G protein-mediated FMRFamidergic modulation of calcium influx in dissociated heart muscle cells from squid, Loligo forbesii.

The actions of the neuropeptide FMRFamide (Phe-Met-Arg-Phe-NH2) on the L-type (ICa,L) and T-type (ICa,T) calcium currents were investigated in muscle cells dissociated from the heart of squid, Loligo forbseii. The heart muscle cells could be divided into type I and type II cells, on the basis of morphological differences in the dissociated myocytes. FMRFamide induced a substantial block of the L-type calcium current seen in type I cells; this inhibition was rapid, reversible and dose dependent (IC50 = 0.1 microM).

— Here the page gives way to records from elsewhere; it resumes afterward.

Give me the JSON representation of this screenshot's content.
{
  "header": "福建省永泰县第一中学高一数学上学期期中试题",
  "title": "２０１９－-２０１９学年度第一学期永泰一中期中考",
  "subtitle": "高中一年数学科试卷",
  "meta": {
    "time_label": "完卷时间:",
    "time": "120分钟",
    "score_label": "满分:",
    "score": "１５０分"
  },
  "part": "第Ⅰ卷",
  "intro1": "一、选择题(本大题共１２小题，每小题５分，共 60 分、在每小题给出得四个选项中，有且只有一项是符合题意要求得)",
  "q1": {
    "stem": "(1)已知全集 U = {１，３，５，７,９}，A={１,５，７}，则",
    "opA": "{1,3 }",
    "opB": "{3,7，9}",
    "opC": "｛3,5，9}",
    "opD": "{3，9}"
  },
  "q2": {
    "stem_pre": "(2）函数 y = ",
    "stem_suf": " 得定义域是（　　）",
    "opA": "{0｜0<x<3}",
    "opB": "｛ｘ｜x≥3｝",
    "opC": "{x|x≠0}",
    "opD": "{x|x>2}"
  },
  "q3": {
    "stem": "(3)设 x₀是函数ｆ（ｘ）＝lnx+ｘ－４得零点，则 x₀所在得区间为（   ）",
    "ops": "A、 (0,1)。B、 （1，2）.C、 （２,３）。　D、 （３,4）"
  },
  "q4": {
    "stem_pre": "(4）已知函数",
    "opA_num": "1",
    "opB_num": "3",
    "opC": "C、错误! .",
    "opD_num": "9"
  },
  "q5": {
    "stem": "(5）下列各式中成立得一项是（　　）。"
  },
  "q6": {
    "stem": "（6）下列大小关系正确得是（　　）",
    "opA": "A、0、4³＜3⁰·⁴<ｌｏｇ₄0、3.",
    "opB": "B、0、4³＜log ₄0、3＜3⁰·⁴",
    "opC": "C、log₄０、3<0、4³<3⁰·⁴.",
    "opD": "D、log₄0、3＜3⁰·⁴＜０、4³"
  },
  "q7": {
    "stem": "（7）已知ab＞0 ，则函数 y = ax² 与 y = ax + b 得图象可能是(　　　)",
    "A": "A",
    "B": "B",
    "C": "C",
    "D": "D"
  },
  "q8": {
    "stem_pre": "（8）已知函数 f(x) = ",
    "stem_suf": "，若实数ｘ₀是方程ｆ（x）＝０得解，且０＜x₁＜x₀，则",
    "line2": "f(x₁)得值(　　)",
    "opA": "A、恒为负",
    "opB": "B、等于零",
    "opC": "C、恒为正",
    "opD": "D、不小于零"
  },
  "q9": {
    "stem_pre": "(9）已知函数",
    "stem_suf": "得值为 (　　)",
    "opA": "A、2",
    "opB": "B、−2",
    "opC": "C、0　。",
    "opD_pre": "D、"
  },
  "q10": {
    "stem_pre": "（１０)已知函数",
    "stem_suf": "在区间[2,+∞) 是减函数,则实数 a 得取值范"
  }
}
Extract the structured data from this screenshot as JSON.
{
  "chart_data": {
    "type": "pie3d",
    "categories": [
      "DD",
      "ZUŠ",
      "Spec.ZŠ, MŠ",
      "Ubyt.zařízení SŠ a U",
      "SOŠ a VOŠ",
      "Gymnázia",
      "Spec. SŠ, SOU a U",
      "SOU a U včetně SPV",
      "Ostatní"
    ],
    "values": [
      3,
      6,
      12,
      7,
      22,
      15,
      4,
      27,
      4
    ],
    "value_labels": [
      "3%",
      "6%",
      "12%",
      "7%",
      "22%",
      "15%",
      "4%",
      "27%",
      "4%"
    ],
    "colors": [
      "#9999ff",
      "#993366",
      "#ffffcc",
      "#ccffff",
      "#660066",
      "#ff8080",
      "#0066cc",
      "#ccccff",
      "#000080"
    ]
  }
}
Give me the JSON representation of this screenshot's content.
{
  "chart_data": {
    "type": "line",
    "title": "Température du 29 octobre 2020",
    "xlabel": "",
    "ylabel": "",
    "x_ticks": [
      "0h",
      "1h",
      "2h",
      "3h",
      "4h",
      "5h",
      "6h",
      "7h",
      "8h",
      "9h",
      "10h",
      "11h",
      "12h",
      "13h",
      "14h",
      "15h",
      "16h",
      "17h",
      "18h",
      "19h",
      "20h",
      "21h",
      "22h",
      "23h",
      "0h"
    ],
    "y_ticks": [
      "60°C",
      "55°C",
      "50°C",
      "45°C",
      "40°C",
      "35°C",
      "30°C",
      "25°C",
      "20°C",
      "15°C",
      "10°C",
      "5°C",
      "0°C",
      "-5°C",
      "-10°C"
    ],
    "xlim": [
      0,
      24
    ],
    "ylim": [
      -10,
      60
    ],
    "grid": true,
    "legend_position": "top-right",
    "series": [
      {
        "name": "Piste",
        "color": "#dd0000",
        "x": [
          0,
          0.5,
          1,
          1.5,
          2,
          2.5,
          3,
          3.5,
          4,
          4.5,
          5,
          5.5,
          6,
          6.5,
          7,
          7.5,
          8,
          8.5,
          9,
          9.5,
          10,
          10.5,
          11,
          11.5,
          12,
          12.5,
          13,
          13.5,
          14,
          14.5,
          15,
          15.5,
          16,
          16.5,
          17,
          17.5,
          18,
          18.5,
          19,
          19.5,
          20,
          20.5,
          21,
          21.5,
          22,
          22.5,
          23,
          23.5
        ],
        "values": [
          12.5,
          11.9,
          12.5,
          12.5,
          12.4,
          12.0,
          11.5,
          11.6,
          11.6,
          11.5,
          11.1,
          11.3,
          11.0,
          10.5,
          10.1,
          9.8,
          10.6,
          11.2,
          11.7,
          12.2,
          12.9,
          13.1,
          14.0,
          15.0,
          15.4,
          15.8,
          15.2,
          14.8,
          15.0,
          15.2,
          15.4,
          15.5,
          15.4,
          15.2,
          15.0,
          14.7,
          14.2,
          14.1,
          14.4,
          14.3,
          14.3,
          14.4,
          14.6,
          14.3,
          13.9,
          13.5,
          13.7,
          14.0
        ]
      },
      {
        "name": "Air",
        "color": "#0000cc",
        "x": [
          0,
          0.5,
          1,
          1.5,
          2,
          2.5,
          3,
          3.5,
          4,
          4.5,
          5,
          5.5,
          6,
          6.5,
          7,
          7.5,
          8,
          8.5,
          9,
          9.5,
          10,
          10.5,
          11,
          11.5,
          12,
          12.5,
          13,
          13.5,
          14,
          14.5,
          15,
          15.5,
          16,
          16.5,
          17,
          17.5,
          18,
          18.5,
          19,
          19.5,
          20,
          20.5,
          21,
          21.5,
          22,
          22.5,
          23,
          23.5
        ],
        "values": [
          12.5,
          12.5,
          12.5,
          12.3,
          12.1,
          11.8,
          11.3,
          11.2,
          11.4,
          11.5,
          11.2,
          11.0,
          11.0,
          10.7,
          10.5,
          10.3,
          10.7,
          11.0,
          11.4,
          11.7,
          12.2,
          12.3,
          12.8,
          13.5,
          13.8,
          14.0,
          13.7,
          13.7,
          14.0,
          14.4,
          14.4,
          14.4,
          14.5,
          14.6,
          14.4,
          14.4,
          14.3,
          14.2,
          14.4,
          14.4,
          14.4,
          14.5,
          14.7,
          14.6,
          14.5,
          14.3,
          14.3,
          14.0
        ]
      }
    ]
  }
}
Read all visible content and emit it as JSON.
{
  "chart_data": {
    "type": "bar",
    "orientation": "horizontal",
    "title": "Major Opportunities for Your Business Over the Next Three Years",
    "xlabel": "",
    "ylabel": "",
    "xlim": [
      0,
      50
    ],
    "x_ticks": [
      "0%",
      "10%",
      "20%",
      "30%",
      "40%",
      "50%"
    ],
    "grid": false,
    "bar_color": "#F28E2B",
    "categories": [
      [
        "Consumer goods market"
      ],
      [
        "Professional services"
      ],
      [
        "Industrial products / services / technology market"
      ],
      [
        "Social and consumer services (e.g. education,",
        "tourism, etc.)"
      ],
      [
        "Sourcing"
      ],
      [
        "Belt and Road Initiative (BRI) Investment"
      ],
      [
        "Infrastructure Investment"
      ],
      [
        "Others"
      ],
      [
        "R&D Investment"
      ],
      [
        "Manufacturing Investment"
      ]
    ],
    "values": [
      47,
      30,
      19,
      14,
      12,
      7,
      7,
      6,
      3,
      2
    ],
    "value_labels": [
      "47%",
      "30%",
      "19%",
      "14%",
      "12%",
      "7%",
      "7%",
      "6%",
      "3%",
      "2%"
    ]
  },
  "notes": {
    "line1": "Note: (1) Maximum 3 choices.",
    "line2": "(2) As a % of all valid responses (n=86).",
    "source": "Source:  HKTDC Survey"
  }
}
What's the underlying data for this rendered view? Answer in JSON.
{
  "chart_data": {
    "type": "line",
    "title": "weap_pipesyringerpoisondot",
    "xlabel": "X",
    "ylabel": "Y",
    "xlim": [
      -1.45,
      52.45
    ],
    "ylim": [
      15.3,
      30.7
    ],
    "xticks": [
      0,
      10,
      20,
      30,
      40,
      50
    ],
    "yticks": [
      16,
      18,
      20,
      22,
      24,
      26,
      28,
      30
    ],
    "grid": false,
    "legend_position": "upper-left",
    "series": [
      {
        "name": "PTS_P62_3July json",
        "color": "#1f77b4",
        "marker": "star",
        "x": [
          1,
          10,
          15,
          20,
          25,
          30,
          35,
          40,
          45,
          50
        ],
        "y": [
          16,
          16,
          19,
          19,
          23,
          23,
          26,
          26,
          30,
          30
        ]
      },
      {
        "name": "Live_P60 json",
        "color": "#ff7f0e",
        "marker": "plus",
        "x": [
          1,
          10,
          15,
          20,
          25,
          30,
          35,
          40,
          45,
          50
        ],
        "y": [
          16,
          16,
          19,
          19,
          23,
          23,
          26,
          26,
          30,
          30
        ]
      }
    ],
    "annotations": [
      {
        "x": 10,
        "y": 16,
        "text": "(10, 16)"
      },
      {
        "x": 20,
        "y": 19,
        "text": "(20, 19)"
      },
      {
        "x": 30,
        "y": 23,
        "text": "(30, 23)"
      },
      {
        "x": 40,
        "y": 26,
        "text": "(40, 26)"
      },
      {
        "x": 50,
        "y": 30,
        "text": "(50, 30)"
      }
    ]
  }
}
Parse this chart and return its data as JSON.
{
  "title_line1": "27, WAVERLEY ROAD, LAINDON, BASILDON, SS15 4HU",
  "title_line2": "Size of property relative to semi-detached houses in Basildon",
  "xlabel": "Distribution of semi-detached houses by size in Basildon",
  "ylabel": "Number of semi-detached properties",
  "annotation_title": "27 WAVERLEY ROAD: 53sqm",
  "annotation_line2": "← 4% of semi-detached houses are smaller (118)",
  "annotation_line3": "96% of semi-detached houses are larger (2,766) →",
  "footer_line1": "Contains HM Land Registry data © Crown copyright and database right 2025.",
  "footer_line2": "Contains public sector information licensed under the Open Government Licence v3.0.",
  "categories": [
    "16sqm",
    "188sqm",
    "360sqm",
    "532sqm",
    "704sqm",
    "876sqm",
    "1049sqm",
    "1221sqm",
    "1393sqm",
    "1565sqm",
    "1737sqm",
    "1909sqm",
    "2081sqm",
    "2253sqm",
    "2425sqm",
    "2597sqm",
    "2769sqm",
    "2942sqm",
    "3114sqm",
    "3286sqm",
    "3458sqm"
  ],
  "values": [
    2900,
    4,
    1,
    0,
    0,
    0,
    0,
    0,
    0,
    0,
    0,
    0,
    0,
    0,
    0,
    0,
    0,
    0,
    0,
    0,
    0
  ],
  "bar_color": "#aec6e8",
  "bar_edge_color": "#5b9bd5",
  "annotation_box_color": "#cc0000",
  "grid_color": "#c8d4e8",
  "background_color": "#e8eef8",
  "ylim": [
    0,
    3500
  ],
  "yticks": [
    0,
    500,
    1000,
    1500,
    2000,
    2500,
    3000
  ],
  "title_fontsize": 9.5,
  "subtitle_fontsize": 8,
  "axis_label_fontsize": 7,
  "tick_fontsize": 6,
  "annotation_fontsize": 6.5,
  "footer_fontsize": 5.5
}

FMRFamide induced an increase in the amplitude of the L-type calcium current in the type II heart muscle cells, but had no effect on the T-type calcium current in either type of dissociated heart muscle cell, even at concentrations much higher than those found to affect the L-type calcium current. Internal dialysis of isolated type I heart muscle cells with guanosine 5'-O-(3-thiotriphosphate (GTPgammaS, 100 microM), a non-hydrolysable GTP analogue, mimicked the FMRFamide inhibition of the Ca2+ current and occluded any further FMRFamide-induced inhibition. Internal dialysis of these cells with guanosine 5'-O-(2-thiodiphosphate) (GDPbetaS, 100 microM) reduced the FMRFamide-induced inhibition of the peak Ca2+ current. The inhibitory effects of FMRFamide were abolished by pre-incubation of the cells with pertussis toxin (200 ng ml-1). The activation kinetics of ICa,L were not affected by FMRFamide application, nor by internal perfusion with GTPgammaS, and the FMRFamide-induced reduction in ICa,L was not relieved by large depolarising prepulses. These data indicate that FMRFamide can modulate ICa,L, but not ICa,T, in squid heart muscle cells, and that the underlying G protein pathway is dissimilar to that commonly associated with transmitter modulation of channel activity. The FMRFamide-modulated increase in ICa,L seen in the type II heart muscle cells was not mediated by a PTX-sensitive G protein pathway.